Contrary to popular belief, vocational nurses can work in a wide variety of environments. Licensed Vocational Nurses (LVNs) have the flexibility of being necessary for many medical facilities and environments. LVNs are simply known as nurses, and nurses are needed all over the world, pretty much anywhere a doctor cares for patients.
Most LVNs work in skilled nursing and assisted living facilities, hospice care facilities, Alzheimer’s and dementia care facilities, physicians’ offices, urgent care clinics, home health care facilities, ambulatory surgery centers, and community care facilities for the elderly. They can also work at outpatient clinics, drug and alcohol recovery centers, dialysis centers, schools, blood banks, psychiatric hospitals, and correctional facilities.
Depending on the area of expertise, an LVN can tailor-make their own personal dream job by choosing a facility or organization that specializes in their preferred field of interest. Some specializations can be pediatrics, labor and delivery, neonatal, oncology, neuro ICO, trauma ICU, burn unit, cardiac ICU, emergency room, rehabilitation, gerontology, and more.
Working in a hospital setting gives LVNs the ability to care for patients that are acutely ill or have just had major surgery or illness.

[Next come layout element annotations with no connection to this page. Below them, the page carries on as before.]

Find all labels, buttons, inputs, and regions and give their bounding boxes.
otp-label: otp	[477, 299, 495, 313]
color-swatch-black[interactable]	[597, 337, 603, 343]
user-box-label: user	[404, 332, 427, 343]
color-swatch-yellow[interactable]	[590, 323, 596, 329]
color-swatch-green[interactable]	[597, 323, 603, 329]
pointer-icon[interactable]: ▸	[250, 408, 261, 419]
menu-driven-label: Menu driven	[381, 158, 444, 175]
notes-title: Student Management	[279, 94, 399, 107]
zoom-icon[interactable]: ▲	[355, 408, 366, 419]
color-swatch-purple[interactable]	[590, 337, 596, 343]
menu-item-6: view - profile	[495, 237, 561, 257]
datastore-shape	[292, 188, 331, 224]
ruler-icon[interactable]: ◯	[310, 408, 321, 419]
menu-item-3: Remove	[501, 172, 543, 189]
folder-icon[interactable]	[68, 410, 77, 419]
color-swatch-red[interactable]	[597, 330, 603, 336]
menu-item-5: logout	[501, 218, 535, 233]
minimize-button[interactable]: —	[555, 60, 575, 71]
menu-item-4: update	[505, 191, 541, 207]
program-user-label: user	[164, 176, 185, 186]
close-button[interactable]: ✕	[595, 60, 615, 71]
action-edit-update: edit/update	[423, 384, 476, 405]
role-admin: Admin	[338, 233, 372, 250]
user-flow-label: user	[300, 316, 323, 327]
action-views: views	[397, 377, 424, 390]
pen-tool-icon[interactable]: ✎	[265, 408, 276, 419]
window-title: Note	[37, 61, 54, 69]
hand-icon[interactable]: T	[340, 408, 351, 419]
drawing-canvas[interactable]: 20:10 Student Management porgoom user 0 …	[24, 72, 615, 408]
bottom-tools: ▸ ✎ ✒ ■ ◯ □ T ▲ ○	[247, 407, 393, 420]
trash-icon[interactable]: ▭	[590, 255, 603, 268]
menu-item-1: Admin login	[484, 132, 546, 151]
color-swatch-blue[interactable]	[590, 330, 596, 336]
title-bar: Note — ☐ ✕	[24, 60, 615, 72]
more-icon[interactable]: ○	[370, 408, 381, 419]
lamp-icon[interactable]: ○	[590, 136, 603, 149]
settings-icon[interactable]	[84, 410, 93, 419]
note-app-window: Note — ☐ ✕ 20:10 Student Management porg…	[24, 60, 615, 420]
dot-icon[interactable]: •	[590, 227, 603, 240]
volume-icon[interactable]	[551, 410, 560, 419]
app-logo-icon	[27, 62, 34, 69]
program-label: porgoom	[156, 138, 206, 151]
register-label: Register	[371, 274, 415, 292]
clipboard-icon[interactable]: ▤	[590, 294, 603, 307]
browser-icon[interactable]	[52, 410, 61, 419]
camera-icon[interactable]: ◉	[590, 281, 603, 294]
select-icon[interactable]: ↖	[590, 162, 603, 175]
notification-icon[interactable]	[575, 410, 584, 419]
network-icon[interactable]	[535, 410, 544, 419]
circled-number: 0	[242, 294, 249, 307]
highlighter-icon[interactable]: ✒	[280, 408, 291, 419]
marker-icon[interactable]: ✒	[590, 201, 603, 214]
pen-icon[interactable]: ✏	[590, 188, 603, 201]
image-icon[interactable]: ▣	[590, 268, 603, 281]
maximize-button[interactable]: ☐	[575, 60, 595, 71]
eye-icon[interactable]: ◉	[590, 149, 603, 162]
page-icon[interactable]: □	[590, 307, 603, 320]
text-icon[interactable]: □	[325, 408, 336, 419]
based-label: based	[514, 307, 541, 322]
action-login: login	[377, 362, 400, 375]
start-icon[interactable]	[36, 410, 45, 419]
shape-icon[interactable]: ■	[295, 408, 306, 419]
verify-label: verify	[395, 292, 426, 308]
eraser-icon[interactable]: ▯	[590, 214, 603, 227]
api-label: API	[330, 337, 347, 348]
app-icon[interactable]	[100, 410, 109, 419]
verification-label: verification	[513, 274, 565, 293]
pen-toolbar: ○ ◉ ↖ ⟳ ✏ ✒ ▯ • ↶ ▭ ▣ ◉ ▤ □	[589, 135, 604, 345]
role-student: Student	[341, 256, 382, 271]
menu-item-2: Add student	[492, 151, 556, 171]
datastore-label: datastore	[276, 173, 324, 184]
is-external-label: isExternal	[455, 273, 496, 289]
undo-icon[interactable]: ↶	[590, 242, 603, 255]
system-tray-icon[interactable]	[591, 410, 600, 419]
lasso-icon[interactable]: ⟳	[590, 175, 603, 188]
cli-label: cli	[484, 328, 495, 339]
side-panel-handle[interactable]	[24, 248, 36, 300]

The LVN works under the supervising Registered Nurse (RN) who is caring for patients. Most community hospitals hire LVNs, and shifts typically run about 12 hours with every other weekend off, and rotate.
Working in a nursing facility allows LVNs to be in charge of patient care. Patients in nursing facilities are not expected to improve and are there for very long periods of time. This setting gives a lot of control to the LVN and allows them to build personal relationships, instead of rotating patients every couple hours or days. The work schedule at a nursing facility depends on the facility but is usually 8-12 hours per shift, with every other weekend off, and rotating.
Some LVNs choose to work in a rehabilitation setting, which include short-to-mid-term length improvement and offer LVNs the opportunity to build relationships and help patients recuperate. Collaboration with physical therapists, occupational therapists and speech therapists is also part of the LVNs and RNs roles in this setting. Work schedules for these facilities depends on the facility but usually sticks to the 12 hour shift with every other weekend off, and rotating.
Home care is another option that many LVNs take advantage of. Some patients require home care with an experienced LVN several hours per day so that the family is able to maintain their regular lives. LVNs also help make sure the medical plan continues at home and provide patient education on their health, plan, and areas of improvement. Each situation with home care is different, depending on what the patient needs. It is a calmer setting than hospitals or nursing facilities, where LVNs get to devote all their attention and care to just one patient for long periods of time.